If you really want a creative approach to multimedia, get under-16s on your development team." That was the verdict of Jon Baldachin, technical director at First Information Group on seeing the output of students who took their ideas and let them run.
He was looking at entries to the multimedia competition sponsored by Radius and The TES earlier this year in association with Apple Computer, Adobe, Macromedia, First Information and Aardman Animations.
It was clear that today's students understand the elements of design and technology that make interactive visibility possible and desirable.
Like any good multimedia event, the competition gave emphasis to design, imagination, creativity and the ability to communicate ideas clearly. Entries were judged on their choice of subject matter, multimedia potential, structure and presentation and each was also awarded an overall "fun" rating. All entries exhibited a remarkable freshness of imagination and explored a range of ideas with an uncanny ease and understanding of content and technology that is so often lacking in many big-budget commercial titles.
Paul Hatlee, Ian Mercer, Luke Oram, David Pryde and Martin Thornell from Sir Bernard Lovell School in Bristol were responsible for the under-16s winner "Encounter". This turned traditional geography into an imaginative interactive game featuring an "alien" explorer that wouldn't look out of place in Deep Space 9. Fun content was high.
First prize in the over-16 category was won by Malvern Girls College for their idea of "showing off" their school through an interactive prospectus designed to capture what they saw as the "real essence and spirit of the school" through video, interviews and photographs.
Nur-Run Hussein, Rina Adam and Palawi Bunnag worked through lunch breaks and evenings on their project, which included an attractively designed and illustrated storyboard detailing every aspect of how the proposed CD-Rom should be structured and how users would be able to interact with it.
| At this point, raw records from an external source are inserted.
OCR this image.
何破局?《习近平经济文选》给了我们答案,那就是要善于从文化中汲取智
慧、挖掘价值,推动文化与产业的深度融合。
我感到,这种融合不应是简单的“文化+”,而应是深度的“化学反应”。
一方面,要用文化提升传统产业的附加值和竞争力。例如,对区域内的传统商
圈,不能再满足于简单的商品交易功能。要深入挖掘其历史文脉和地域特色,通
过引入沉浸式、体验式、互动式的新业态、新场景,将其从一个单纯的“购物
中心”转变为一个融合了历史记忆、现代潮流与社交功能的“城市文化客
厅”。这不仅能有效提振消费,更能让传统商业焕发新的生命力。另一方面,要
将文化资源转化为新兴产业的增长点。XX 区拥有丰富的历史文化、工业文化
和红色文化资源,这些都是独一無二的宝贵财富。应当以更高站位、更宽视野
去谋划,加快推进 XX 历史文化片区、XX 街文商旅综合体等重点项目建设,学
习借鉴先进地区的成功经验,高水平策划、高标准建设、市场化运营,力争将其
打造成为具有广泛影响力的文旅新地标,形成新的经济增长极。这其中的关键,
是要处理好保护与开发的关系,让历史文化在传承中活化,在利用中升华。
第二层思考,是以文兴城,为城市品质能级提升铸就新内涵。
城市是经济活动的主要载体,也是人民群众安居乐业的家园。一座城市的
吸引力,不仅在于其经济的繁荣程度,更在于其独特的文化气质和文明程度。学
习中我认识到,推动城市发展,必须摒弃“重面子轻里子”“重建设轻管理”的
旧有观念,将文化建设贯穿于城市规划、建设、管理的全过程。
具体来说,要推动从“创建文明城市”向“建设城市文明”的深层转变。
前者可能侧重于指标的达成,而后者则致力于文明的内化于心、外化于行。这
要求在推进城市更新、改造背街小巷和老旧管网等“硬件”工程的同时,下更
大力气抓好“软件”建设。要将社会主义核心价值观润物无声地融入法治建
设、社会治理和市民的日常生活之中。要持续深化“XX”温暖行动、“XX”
As part of their prize, the Malvern team will work with First Information Group to turn their idea into an actual CD-Rom disc.
Runner-up prizes were awarded to Frank Wise School for children with learning difficulties, Hookergate School in Rowlands Gill, Tyne and Wear, and South Thames College. Since all entries displayed a high level of thought and creativity, the judges awarded certificates of commendation to Lakenheath American middle school, Norfolk, Maru-a-Bula school in Botswana and St Joseph's school, Warrington, Cumbria.